Quando Francisco Pizarro desembarcou na costa do Peru em 1531, uma civilização extremamente desenvolvida e sofisticada ocupava a região. Entre esses povos, o ouro era um metal nobre, utilizado como marcador de status, mas estava longe de ser usado com valor monetário. Os espanhóis não entenderam. E os incas ficaram bestificados com toda aquela avidez pelo ouro. É em torno desse metal que se estrutura boa parte da exposição Tesouros Ancestrais do Peru, em cartaz a partir de hoje no Centro Cultural Banco do Brasil (CCBB).

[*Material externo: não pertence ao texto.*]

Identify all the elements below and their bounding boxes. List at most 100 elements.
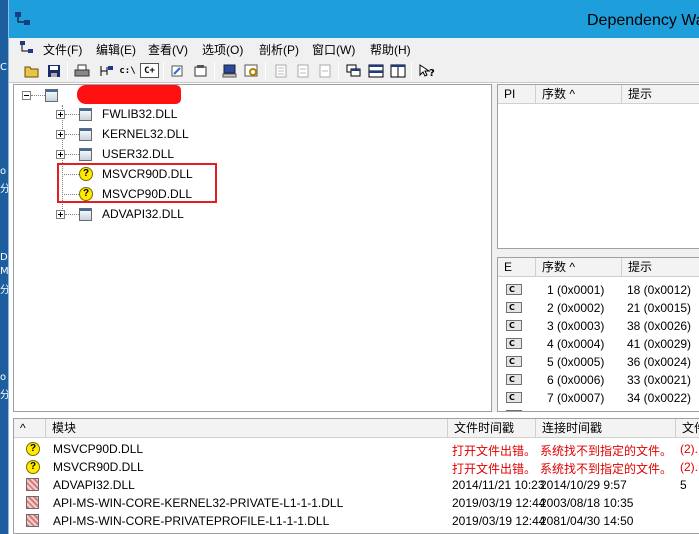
module-name: ADVAPI32.DLL xyxy=(53,478,135,492)
export-row[interactable]: C 2 (0x0002) 21 (0x0015) xyxy=(498,300,699,317)
toolbar: c:\ C+ ? xyxy=(9,58,699,83)
module-name: MSVCP90D.DLL xyxy=(53,442,144,456)
module-icon xyxy=(45,88,58,102)
find-icon[interactable] xyxy=(169,61,188,80)
module-icon xyxy=(79,147,92,161)
modules-col-link-time[interactable]: 连接时间戳 xyxy=(536,419,676,438)
tree-node-user32[interactable]: USER32.DLL xyxy=(56,145,174,163)
imports-col-ordinal[interactable]: 序数 ^ xyxy=(536,85,622,104)
configure-icon[interactable] xyxy=(242,61,261,80)
imports-col-hint[interactable]: 提示 xyxy=(622,85,699,104)
redacted-root-name xyxy=(77,85,181,104)
toolbar-separator xyxy=(265,62,266,79)
module-row[interactable]: API-MS-WIN-CORE-PRIVATEPROFILE-L1-1-1.DL… xyxy=(14,512,699,530)
missing-module-icon: ? xyxy=(26,442,40,456)
module-row[interactable]: ? MSVCP90D.DLL 打开文件出错。 系统找不到指定的文件。 (2). xyxy=(14,440,699,458)
exports-col-ordinal[interactable]: 序数 ^ xyxy=(536,258,622,277)
tile-horizontal-icon[interactable] xyxy=(366,61,385,80)
c-function-icon: C xyxy=(506,374,522,385)
exports-col-e[interactable]: E xyxy=(498,258,536,277)
expand-toggle[interactable] xyxy=(56,109,65,119)
help-icon[interactable]: ? xyxy=(417,61,436,80)
tree-root[interactable] xyxy=(22,86,62,104)
tree-connector xyxy=(31,94,45,96)
expand-toggle[interactable] xyxy=(56,129,65,139)
cascade-icon[interactable] xyxy=(344,61,363,80)
highlight-box xyxy=(57,163,217,203)
print-icon[interactable] xyxy=(72,61,91,80)
expand-icon[interactable] xyxy=(271,61,290,80)
export-hint: 21 (0x0015) xyxy=(627,409,691,411)
toolbar-separator xyxy=(67,62,68,79)
export-row[interactable]: C 4 (0x0004) 41 (0x0029) xyxy=(498,336,699,353)
imports-panel[interactable]: PI 序数 ^ 提示 xyxy=(497,84,699,249)
exports-col-hint[interactable]: 提示 xyxy=(622,258,699,277)
module-row[interactable]: ? MSVCR90D.DLL 打开文件出错。 系统找不到指定的文件。 (2). xyxy=(14,458,699,476)
modules-col-status[interactable]: ^ xyxy=(14,419,46,438)
c-path-icon[interactable]: c:\ xyxy=(118,61,137,80)
tree-node-advapi32[interactable]: ADVAPI32.DLL xyxy=(56,205,184,223)
exports-panel[interactable]: E 序数 ^ 提示 C 1 (0x0001) 18 (0x0012) C 2 (0x00… xyxy=(497,257,699,412)
modules-col-file[interactable]: 文件 xyxy=(676,419,699,438)
tree-connector xyxy=(65,133,79,135)
tile-vertical-icon[interactable] xyxy=(388,61,407,80)
horizontal-splitter[interactable] xyxy=(497,249,699,257)
dependency-tree-panel[interactable]: FWLIB32.DLL KERNEL32.DLL USER32.DLL ? MS… xyxy=(13,84,492,412)
save-icon[interactable] xyxy=(44,61,63,80)
menu-edit[interactable]: 编辑(E) xyxy=(96,41,136,58)
missing-module-icon: ? xyxy=(26,460,40,474)
module-icon xyxy=(79,207,92,221)
link-timestamp: 2003/08/18 10:35 xyxy=(540,496,634,510)
document-window-icon[interactable] xyxy=(20,41,34,54)
menu-window[interactable]: 窗口(W) xyxy=(312,41,355,58)
toolbar-separator xyxy=(338,62,339,79)
dependency-walker-window: Dependency Wa 文件(F) 编辑(E) 查看(V) 选项(O) 剖析… xyxy=(8,0,699,534)
c-function-icon: C xyxy=(506,338,522,349)
export-row[interactable]: C 7 (0x0007) 34 (0x0022) xyxy=(498,390,699,407)
menu-view[interactable]: 查看(V) xyxy=(148,41,188,58)
module-list-panel[interactable]: ^ 模块 文件时间戳 连接时间戳 文件 ? MSVCP90D.DLL 打开文件出错。… xyxy=(13,418,699,534)
module-name: API-MS-WIN-CORE-PRIVATEPROFILE-L1-1-1.DL… xyxy=(53,514,330,528)
tree-node-label: ADVAPI32.DLL xyxy=(102,207,184,221)
export-row[interactable]: C 1 (0x0001) 18 (0x0012) xyxy=(498,282,699,299)
export-row[interactable]: C 6 (0x0006) 33 (0x0021) xyxy=(498,372,699,389)
imports-col-pi[interactable]: PI xyxy=(498,85,536,104)
copy-icon[interactable] xyxy=(97,61,116,80)
system-info-icon[interactable] xyxy=(220,61,239,80)
tree-node-kernel32[interactable]: KERNEL32.DLL xyxy=(56,125,189,143)
open-icon[interactable] xyxy=(22,61,41,80)
collapse-toggle[interactable] xyxy=(22,90,31,100)
c-function-icon: C xyxy=(506,392,522,403)
export-ordinal: 1 (0x0001) xyxy=(547,283,605,297)
expand-toggle[interactable] xyxy=(56,209,65,219)
collapse-all-icon[interactable] xyxy=(315,61,334,80)
title-bar[interactable]: Dependency Wa xyxy=(9,0,699,38)
expand-toggle[interactable] xyxy=(56,149,65,159)
properties-icon[interactable] xyxy=(191,61,210,80)
file-extra: (2). xyxy=(680,460,698,474)
menu-help[interactable]: 帮助(H) xyxy=(370,41,411,58)
module-row[interactable]: API-MS-WIN-CORE-KERNEL32-PRIVATE-L1-1-1.… xyxy=(14,494,699,512)
menu-options[interactable]: 选项(O) xyxy=(202,41,243,58)
cpp-undecorate-icon[interactable]: C+ xyxy=(140,63,159,78)
app-icon[interactable] xyxy=(15,12,31,26)
collapse-icon[interactable] xyxy=(293,61,312,80)
menu-bar: 文件(F) 编辑(E) 查看(V) 选项(O) 剖析(P) 窗口(W) 帮助(H… xyxy=(9,38,699,58)
tree-connector xyxy=(65,213,79,215)
export-hint: 21 (0x0015) xyxy=(627,301,692,315)
menu-profile[interactable]: 剖析(P) xyxy=(259,41,299,58)
module-row[interactable]: ADVAPI32.DLL 2014/11/21 10:23 2014/10/29 9… xyxy=(14,476,699,494)
modules-col-file-time[interactable]: 文件时间戳 xyxy=(448,419,536,438)
file-extra: (2). xyxy=(680,442,698,456)
export-row[interactable]: C 5 (0x0005) 36 (0x0024) xyxy=(498,354,699,371)
export-ordinal: 7 (0x0007) xyxy=(547,391,605,405)
tree-connector xyxy=(65,153,79,155)
menu-file[interactable]: 文件(F) xyxy=(43,41,82,58)
tree-node-fwlib32[interactable]: FWLIB32.DLL xyxy=(56,105,177,123)
c-function-icon: C xyxy=(506,356,522,367)
module-icon xyxy=(79,127,92,141)
modules-col-module[interactable]: 模块 xyxy=(46,419,448,438)
export-row[interactable]: C 3 (0x0003) 38 (0x0026) xyxy=(498,318,699,335)
export-row[interactable]: C 8 (0x0008) 21 (0x0015) xyxy=(498,408,699,411)
desktop-fragment: o xyxy=(0,166,7,177)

Com 162 peças datadas entre 900 a.C. e 1600 d.C, todas cedidas pelo Museu do Ouro do Peru e Armas do Mundo, a exposição quer levar o público a mergulhar nos modos de vida de uma das civilizações mais míticas da América Latina. Há muito ouro em Tesouros Ancestrais do Peru, mas também cerâmicas extremamente elaboradas, objetos em cobre e prata e peças têxteis, especialmente de vestuário. "Inicialmente, tínhamos uma ideia centrada na questão do ouro, mas achamos conveniente que a exposição abrisse um pouco mais para outras peças, outras partes dessas culturas andinas", avisa Rodolfo de Athayde, um dos curadores da exposição. "É muito difícil o vocabulário, porque nem tudo andino é, necessariamente, peruano. Estamos falando dessas culturas que dominaram durante o império inca, mas que são diversas e vão em uma direção muito ampla."
Há cerca de 2.900 anos, não havia Colômbia, Chile nem Peru. Numa região que abarcava boa parte do que hoje são essas nações, o equivalente a 4 mil quilômetros medidos de norte a sul, viviam dezenas de civilizações. Muitas delas foram incorporadas ao império inca em batalhas, conquistas e negociações ao longo de séculos. Cada uma carregava suas particularidades e características sociais e econômicas. E todas habitavam uma região conhecida como Tahuantinsuyo, a Terra de Quatro Regiões. No auge, essa população pode ter chegado a 12 milhões de pessoas. Cuzco era a capital, o centro político do qual emanava um império teocrático militar poderoso, mas que, por não ter desenvolvido armas de fogo, não conseguiu sobreviver às investidas espanholas.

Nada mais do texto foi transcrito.